Therefore, we need to fallback to ask BIRD to not export the route to
AS 64600, 64610 and 64630 on 64620
. We could use a special community
to filter out the route but we keep it simple and just filter the
route directly.
filter keep_local_dns { if net ~ [ 2001:db8:aaaa::/48 ] then reject; accept; } protocol bgp { description "BGP with peer NewYork"; local as 64620; neighbor 2001:db8:ffff:4600:4620::1 as 64600; gateway direct; hold time 30; export filter keep_local_dns; import all; }
Voilà. Only C4
will be able to query L1
. If AS 64621 is missing,
it will query G2
instead. One major point about anycast is to know
that redundancy is done at the AS level only. If the name server on
L1
does not work correctly, requests will still be routed to
it. Therefore, with anycast, you still need to provide redundancy
inside each AS (or stop advertising the anycast network as soon as
there is a failure).
Beyond DNS#
Anycast can be used to serve HTTP requests too. This is less commonly used because your connection may be rerouted to another node while it is still running. This is not a problem with DNS because there is no connection (you send a query, you receive an answer). There are at least two CDN (MaxCDN and CacheFly) which uses anycast to ensure low roundtrip time and very high reliability.
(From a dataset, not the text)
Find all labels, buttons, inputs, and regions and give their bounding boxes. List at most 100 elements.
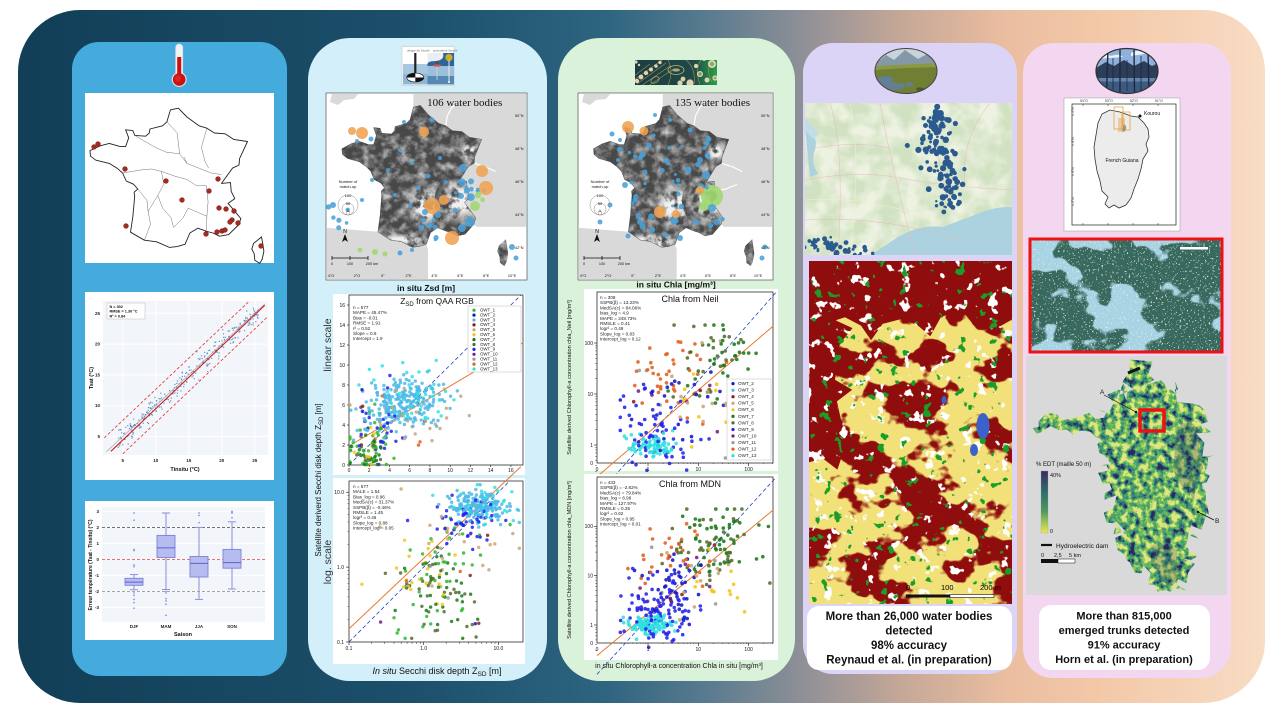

Setting up an HTTP server with an anycast address is no different than setting up a DNS server. However, you need to ensure maximum stability of the routing path to avoid the connection to be dropped while running. I suppose that this is done by hiring some high-level BGP expert. You can also mix unicast and anycast:
- anycast DNS answers the IP address of a nearby unicast HTTP server; or
- anycast DNS answers the IP address of an anycast HTTP server that will issue a redirect to a unicast HTTP server when downloading or streaming large files.